We ate Lamb Butter Rice which was a mild curry of lamb cubes with buttery rice, comfort food. It came with a refreshing bowl of yogurt lit by shreds of purple onion.
When we were done, we took a short walk to Ome Calli Frozen Treats.
Garishly decorated and lit, Ome Calli Frozen Treats in Beaverton creates ice creams, ice bars, and other frozen delights from a branch of the frozen milk family that is distinctly Mexican, not to be confused with Italian gelatos or French sorbets. They are fruit bold.

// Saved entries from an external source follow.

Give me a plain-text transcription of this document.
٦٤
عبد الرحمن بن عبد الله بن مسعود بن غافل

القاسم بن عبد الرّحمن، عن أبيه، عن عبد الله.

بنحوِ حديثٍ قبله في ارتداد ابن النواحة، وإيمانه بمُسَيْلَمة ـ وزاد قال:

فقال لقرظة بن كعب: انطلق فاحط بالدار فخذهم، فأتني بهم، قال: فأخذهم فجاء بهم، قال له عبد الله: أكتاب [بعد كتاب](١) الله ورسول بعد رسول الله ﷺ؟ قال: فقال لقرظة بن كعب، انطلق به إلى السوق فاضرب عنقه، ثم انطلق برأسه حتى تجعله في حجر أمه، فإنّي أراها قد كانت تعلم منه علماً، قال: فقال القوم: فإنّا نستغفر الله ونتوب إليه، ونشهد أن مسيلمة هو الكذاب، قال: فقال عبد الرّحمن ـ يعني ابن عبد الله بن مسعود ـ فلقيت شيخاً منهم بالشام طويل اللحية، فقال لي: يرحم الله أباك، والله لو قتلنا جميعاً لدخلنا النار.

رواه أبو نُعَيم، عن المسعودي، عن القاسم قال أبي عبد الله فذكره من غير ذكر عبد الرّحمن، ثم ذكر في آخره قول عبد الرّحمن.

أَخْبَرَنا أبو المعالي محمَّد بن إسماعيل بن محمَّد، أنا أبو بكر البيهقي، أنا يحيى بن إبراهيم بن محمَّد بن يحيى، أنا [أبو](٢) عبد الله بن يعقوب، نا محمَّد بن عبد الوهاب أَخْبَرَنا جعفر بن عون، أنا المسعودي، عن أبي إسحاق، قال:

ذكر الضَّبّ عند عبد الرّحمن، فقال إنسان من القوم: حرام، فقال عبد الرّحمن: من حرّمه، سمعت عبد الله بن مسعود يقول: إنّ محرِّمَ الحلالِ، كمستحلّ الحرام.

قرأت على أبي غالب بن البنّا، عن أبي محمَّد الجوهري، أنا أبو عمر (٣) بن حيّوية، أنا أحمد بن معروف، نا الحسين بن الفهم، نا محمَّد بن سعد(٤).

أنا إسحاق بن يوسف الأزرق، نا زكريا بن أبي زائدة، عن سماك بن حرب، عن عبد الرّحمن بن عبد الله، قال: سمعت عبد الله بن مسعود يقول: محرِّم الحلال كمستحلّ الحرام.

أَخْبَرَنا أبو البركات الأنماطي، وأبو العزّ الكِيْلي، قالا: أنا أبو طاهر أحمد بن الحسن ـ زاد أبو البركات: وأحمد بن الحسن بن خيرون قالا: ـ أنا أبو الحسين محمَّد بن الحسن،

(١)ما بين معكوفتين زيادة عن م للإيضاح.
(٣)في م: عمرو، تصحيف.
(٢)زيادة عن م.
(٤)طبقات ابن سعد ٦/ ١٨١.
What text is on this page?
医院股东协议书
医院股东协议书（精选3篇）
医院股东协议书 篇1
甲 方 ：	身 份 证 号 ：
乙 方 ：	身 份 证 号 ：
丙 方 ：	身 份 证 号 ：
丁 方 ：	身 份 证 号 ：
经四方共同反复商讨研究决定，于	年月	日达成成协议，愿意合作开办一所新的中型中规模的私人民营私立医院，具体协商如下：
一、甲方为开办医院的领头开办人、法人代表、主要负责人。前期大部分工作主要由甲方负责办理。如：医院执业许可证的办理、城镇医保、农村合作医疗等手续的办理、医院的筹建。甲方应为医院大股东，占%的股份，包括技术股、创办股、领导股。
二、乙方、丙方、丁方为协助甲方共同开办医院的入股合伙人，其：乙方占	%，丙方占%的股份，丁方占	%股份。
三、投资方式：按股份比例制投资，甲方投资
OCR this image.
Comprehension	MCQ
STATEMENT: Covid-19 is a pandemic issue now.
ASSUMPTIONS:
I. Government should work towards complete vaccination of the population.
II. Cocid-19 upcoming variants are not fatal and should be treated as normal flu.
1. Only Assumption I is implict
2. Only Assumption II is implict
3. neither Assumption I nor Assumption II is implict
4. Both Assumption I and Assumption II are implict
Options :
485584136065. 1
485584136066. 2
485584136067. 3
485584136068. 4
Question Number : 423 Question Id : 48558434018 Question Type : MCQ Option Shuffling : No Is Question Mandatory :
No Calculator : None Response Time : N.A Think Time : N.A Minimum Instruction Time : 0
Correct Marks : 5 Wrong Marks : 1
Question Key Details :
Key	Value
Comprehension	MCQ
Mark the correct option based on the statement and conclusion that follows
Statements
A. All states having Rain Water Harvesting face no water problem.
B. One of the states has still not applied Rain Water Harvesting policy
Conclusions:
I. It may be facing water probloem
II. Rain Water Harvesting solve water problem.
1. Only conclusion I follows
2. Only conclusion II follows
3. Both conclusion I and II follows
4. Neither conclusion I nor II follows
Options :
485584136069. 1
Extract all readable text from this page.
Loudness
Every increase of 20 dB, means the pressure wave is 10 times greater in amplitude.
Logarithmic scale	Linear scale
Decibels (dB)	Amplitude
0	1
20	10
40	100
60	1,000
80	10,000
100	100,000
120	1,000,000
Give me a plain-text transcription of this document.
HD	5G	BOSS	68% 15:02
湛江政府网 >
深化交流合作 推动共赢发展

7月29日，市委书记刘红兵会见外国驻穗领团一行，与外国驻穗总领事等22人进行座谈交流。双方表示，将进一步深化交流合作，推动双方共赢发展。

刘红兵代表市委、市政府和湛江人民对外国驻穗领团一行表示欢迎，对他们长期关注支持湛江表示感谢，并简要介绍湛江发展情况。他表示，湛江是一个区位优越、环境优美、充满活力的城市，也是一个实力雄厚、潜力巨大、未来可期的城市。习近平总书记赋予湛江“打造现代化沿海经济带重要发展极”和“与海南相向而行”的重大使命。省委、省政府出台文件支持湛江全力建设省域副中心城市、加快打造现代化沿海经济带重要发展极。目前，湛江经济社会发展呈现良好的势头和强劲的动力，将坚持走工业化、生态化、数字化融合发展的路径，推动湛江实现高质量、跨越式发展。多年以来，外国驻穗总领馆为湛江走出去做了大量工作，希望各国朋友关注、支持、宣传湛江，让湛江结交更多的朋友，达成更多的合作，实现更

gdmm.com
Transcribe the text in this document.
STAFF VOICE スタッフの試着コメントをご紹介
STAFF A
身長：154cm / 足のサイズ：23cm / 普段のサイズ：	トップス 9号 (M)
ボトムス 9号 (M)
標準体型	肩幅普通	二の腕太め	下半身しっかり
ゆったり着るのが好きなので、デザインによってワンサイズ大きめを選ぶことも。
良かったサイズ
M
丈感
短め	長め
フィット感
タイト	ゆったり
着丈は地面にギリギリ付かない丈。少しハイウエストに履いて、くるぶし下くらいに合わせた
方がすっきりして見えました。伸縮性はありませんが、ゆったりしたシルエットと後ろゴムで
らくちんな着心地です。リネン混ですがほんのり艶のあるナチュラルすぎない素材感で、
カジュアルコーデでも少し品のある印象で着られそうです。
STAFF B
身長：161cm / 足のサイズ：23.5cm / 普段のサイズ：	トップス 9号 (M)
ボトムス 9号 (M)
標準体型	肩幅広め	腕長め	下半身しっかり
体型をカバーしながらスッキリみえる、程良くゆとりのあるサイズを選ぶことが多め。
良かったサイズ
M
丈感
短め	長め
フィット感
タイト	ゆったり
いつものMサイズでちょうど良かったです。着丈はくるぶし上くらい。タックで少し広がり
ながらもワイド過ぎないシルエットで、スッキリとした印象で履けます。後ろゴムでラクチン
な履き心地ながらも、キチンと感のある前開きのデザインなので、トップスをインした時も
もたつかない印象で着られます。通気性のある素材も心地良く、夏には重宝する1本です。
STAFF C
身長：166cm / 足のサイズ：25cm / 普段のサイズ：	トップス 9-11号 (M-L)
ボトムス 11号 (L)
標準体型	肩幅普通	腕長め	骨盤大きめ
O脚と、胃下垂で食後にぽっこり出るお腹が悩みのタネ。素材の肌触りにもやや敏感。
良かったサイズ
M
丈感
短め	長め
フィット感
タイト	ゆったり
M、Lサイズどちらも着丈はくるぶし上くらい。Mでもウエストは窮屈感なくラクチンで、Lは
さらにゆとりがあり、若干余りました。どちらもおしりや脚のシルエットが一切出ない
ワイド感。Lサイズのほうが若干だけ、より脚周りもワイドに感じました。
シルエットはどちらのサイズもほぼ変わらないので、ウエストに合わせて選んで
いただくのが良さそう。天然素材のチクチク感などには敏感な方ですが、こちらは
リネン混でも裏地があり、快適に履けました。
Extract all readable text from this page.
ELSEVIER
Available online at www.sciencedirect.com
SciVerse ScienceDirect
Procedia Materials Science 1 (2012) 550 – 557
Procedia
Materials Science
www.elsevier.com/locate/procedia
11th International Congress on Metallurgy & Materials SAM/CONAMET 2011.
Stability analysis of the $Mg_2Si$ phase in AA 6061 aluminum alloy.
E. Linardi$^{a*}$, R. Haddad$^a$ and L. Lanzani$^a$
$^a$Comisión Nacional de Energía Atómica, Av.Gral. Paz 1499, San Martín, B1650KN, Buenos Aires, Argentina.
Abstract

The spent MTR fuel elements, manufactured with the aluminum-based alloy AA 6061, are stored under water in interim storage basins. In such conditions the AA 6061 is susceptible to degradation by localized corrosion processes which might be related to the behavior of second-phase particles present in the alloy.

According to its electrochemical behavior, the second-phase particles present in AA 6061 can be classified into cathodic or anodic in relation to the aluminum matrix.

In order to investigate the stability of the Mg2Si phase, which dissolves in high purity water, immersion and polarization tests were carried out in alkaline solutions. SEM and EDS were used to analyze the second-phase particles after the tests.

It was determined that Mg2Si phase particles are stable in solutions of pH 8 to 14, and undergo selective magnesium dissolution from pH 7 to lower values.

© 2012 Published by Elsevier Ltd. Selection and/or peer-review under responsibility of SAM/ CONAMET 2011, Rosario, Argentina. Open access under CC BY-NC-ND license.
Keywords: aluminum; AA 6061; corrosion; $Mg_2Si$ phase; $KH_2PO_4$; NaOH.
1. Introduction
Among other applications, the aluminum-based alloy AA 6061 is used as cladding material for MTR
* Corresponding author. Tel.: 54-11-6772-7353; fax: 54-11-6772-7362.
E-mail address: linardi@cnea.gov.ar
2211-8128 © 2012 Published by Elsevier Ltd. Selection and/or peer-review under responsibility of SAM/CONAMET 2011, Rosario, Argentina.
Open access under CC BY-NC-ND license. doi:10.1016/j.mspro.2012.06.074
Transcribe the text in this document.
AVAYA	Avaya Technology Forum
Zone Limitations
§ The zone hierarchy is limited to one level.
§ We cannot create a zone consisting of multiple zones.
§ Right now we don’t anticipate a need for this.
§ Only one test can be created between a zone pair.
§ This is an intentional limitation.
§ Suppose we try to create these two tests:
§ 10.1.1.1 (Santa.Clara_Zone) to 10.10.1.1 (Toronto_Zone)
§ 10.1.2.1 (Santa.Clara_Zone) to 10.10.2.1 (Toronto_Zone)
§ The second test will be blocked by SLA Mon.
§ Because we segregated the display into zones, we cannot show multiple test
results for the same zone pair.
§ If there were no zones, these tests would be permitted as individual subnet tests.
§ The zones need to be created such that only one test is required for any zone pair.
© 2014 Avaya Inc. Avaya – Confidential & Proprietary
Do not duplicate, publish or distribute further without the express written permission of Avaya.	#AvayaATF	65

Flavors can’t really be described. To say that passionfruit is like mango or pineapple does nothing at all to convey the true essence of passionfruit. Passionfruit’s flavor is unto itself. And so it is with pink guava which is scrumptious but futile to describe. We ate pink guava ice cream in India, hand-churned, sprinkled with salt and chile and were dumbstruck. There were little bits of guava pip within the mixture, impossible to sieve out, freshness authenticators. So it was with the pink guava ice cream at Ome Calli Frozen Treats.
Their coconut ice cream was truer to the flavor of real coconut than any other we’ve had, more the coconut water from the coconut’s interior than canned coconut cream. Their passionfruit ice-cream could have been just-pulled from the vine.